I understand the need for controlling costs and layoffs, but how a company handles these moves matters. And doing so with no notice and no severance is the wrong thing to do and reflects poorly on the character of leadership and ownership.

About the Lack of Branding

Typically there would be a big effort to rebrand the organization after a sale. Establish the brand, try to assure current clients that all is well, and to position the organization to try and obtain new clients. Yet none of that has been done in this case. I only found out that the sale was complete based on a footnote in Pearson’s half-year earnings release.
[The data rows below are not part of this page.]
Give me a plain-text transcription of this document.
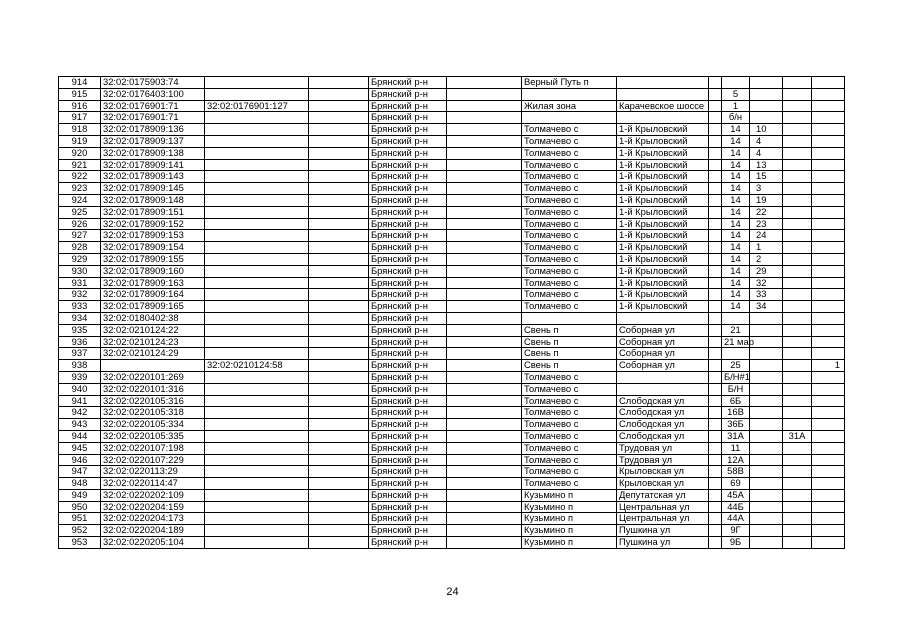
914	32:02:0175903:74			Брянский р-н		Верный Путь п						
915	32:02:0176403:100			Брянский р-н					5			
916	32:02:0176901:71	32:02:0176901:127		Брянский р-н		Жилая зона	Карачевское шоссе		1			
917	32:02:0176901:71			Брянский р-н					б/н			
918	32:02:0178909:136			Брянский р-н		Толмачево с	1-й Крыловский		14	10		
919	32:02:0178909:137			Брянский р-н		Толмачево с	1-й Крыловский		14	4		
920	32:02:0178909:138			Брянский р-н		Толмачево с	1-й Крыловский		14	4		
921	32:02:0178909:141			Брянский р-н		Толмачево с	1-й Крыловский		14	13		
922	32:02:0178909:143			Брянский р-н		Толмачево с	1-й Крыловский		14	15		
923	32:02:0178909:145			Брянский р-н		Толмачево с	1-й Крыловский		14	3		
924	32:02:0178909:148			Брянский р-н		Толмачево с	1-й Крыловский		14	19		
925	32:02:0178909:151			Брянский р-н		Толмачево с	1-й Крыловский		14	22		
926	32:02:0178909:152			Брянский р-н		Толмачево с	1-й Крыловский		14	23		
927	32:02:0178909:153			Брянский р-н		Толмачево с	1-й Крыловский		14	24		
928	32:02:0178909:154			Брянский р-н		Толмачево с	1-й Крыловский		14	1		
929	32:02:0178909:155			Брянский р-н		Толмачево с	1-й Крыловский		14	2		
930	32:02:0178909:160			Брянский р-н		Толмачево с	1-й Крыловский		14	29		
931	32:02:0178909:163			Брянский р-н		Толмачево с	1-й Крыловский		14	32		
932	32:02:0178909:164			Брянский р-н		Толмачево с	1-й Крыловский		14	33		
933	32:02:0178909:165			Брянский р-н		Толмачево с	1-й Крыловский		14	34		
934	32:02:0180402:38			Брянский р-н								
935	32:02:0210124:22			Брянский р-н		Свень п	Соборная ул		21			
936	32:02:0210124:23			Брянский р-н		Свень п	Соборная ул		21 мар			
937	32:02:0210124:29			Брянский р-н		Свень п	Соборная ул					
938		32:02:0210124:58		Брянский р-н		Свень п	Соборная ул		25			1
939	32:02:0220101:269			Брянский р-н		Толмачево с			Б/Н#1			
940	32:02:0220101:316			Брянский р-н		Толмачево с			Б/Н			
941	32:02:0220105:316			Брянский р-н		Толмачево с	Слободская ул		6Б			
942	32:02:0220105:318			Брянский р-н		Толмачево с	Слободская ул		16В			
943	32:02:0220105:334			Брянский р-н		Толмачево с	Слободская ул		36Б			
944	32:02:0220105:335			Брянский р-н		Толмачево с	Слободская ул		31А		31А	
945	32:02:0220107:198			Брянский р-н		Толмачево с	Трудовая ул		11			
946	32:02:0220107:229			Брянский р-н		Толмачево с	Трудовая ул		12А			
947	32:02:0220113:29			Брянский р-н		Толмачево с	Крыловская ул		58В			
948	32:02:0220114:47			Брянский р-н		Толмачево с	Крыловская ул		69			
949	32:02:0220202:109			Брянский р-н		Кузьмино п	Депутатская ул		45А			
950	32:02:0220204:159			Брянский р-н		Кузьмино п	Центральная ул		44Б			
951	32:02:0220204:173			Брянский р-н		Кузьмино п	Центральная ул		44А			
952	32:02:0220204:189			Брянский р-н		Кузьмино п	Пушкина ул		9Г			
953	32:02:0220205:104			Брянский р-н		Кузьмино п	Пушкина ул		9Б			
24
The POLS page is still active on Pearson’s site, and Regent LP does not list Boundless Learning.

There is a preliminary page at LinkedIn, however, as well as a stub website.

Why would Boundless schedule the rebranding until more than a month after the sale was complete? One guess is that there are already two education-related companies named Boundless Learning. One is a center associated with Johns Hopkins University’s school of education, and the other is a tutoring company in the K-12 space. Clearly Boundless Learning the OPM company does not control the name, and there is overlap in the URLs. I wonder if Boundless simply did not do their branding and trademark research ahead of time, or is there some other reason for this gap in branding.

Pearson’s Hands

The reason that I believe Pearson is complicit in how the changes have been made is that the company still sells to higher education institutions, including the ones that were its OPM partners. And because Pearson agreed to a deal where its payment for the sale is directly based on these cuts: 27.5% of adjusted EBITDA - with little or no offset for the cost of the layoffs.

Expect more coverage here, including commentary on company strategy beyond cost-cutting and rebranding.